Now, if we take any two instances of time (or it could also be space), the only way we can connect these two instances is by imagining infinite no. of instances lying in between, but we can not connect them in a "continous" fashion.
Or stated differently, there is no meaning to "continuity" mathematically. Even continuity is made up of discrete quantities.

Am I right in my conclusions above??

Applying a similar argument to calculus, while calculating areas of curves using integral calculus, we divide the area into infinite small area elements.

(for eg, consider calculating the area enclosed by the parabola y^2=4ax and the x-axis in the first quadrant by constructing thing rectangular vertical strips having a base lenght dx and height y)

Some part of such vertical rectangular strips is always either lying outside or inside the parabola. Had dx been exactly 0, the upper part of the vertical rectangle would have coincided with the curve. But since dx is never exactly 0, the area calculated in such a way would always be either greater or less than the actual area of the curve.

So using such an approach, an error would be introduced. The error would be smaller, if we take smaller area elements but the error would never be exactly 0.

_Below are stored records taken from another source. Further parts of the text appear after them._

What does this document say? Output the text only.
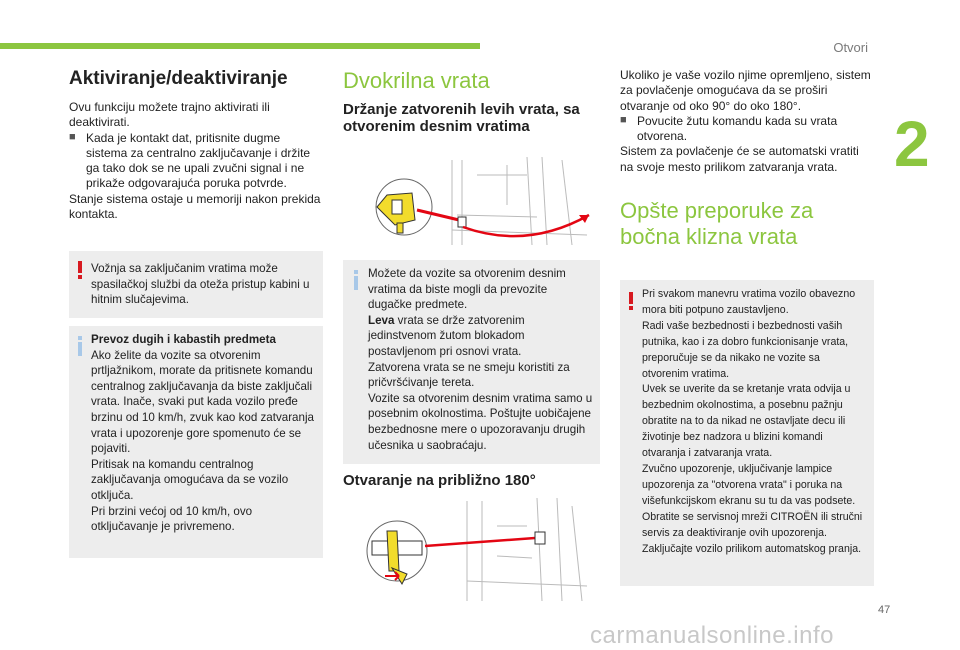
Otvori
2
47
carmanualsonline.info
Aktiviranje/deaktiviranje

Ovu funkciju možete trajno aktivirati ili deaktivirati.

■ Kada je kontakt dat, pritisnite dugme sistema za centralno zaključavanje i držite ga tako dok se ne upali zvučni signal i ne prikaže odgovarajuća poruka potvrde.

Stanje sistema ostaje u memoriji nakon prekida kontakta.

Vožnja sa zaključanim vratima može spasilačkoj službi da oteža pristup kabini u hitnim slučajevima.

Prevoz dugih i kabastih predmeta

Ako želite da vozite sa otvorenim prtljažnikom, morate da pritisnete komandu centralnog zaključavanja da biste zaključali vrata. Inače, svaki put kada vozilo pređe brzinu od 10 km/h, zvuk kao kod zatvaranja vrata i upozorenje gore spomenuto će se pojaviti.

Pritisak na komandu centralnog zaključavanja omogućava da se vozilo otključa.

Pri brzini većoj od 10 km/h, ovo otključavanje je privremeno.

Dvokrilna vrata
Držanje zatvorenih levih vrata, sa otvorenim desnim vratima

Možete da vozite sa otvorenim desnim vratima da biste mogli da prevozite dugačke predmete.

Leva vrata se drže zatvorenim jedinstvenom žutom blokadom postavljenom pri osnovi vrata.

Zatvorena vrata se ne smeju koristiti za pričvršćivanje tereta.

Vozite sa otvorenim desnim vratima samo u posebnim okolnostima. Poštujte uobičajene bezbednosne mere o upozoravanju drugih učesnika u saobraćaju.

Otvaranje na približno 180°

Ukoliko je vaše vozilo njime opremljeno, sistem za povlačenje omogućava da se proširi otvaranje od oko 90° do oko 180°.

■ Povucite žutu komandu kada su vrata otvorena.

Sistem za povlačenje će se automatski vratiti na svoje mesto prilikom zatvaranja vrata.

Opšte preporuke za bočna klizna vrata

Pri svakom manevru vratima vozilo obavezno mora biti potpuno zaustavljeno.

Radi vaše bezbednosti i bezbednosti vaših putnika, kao i za dobro funkcionisanje vrata, preporučuje se da nikako ne vozite sa otvorenim vratima.

Uvek se uverite da se kretanje vrata odvija u bezbednim okolnostima, a posebnu pažnju obratite na to da nikad ne ostavljate decu ili životinje bez nadzora u blizini komandi otvaranja i zatvaranja vrata.

Zvučno upozorenje, uključivanje lampice upozorenja za "otvorena vrata" i poruka na višefunkcijskom ekranu su tu da vas podsete.

Obratite se servisnoj mreži CITROËN ili stručni servis za deaktiviranje ovih upozorenja.

Zaključajte vozilo prilikom automatskog pranja.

My question then is, that while using such an approach, how is it that we always get exact values of the areas of various curves?? How does the above error vanish away????


Thanks,
Shikhin

Answer
Hi Shikhin,

I have little time this week for answers, butI'll give you my view.

I think that continuity is an illusion of finely spaced points in space and time. In the real world (not just mathematical abstraction) there are not an infinite number of points between given two points, however. The number should be large and variable (!) but finite, limited by Heisenberg's Uncertainty Principle, speed of light and perhaps more. This is my view, I don't know if an absolutely correct answer exists.

The magic of differential calculus you mentioned lies in understanding the exact proofs of all relevant mathematical statements. The key word is "infinitesimal", understanding to this term is crucial. There is nothing really magical about it, one just has to do the painful task of learning to understand the statements, their proofs and their implications. I am not a mathematician, so I am hardly qualified to provide insight into this matter. It seems to me, though, that the full answer would be beyond the time anybody would volunteer. If you are looking for an "intuitive reasoning", why it should be so that the error vanishes, I can just say that if you add up an infinite number of elements of arbitrarily small areas, the sum must be exact. A computer of course has limited precision, the smallest resolved number is finite, so it will produce errors due to the non-compliance to the requirement of "arbitrarily small".

Take care,
Daniel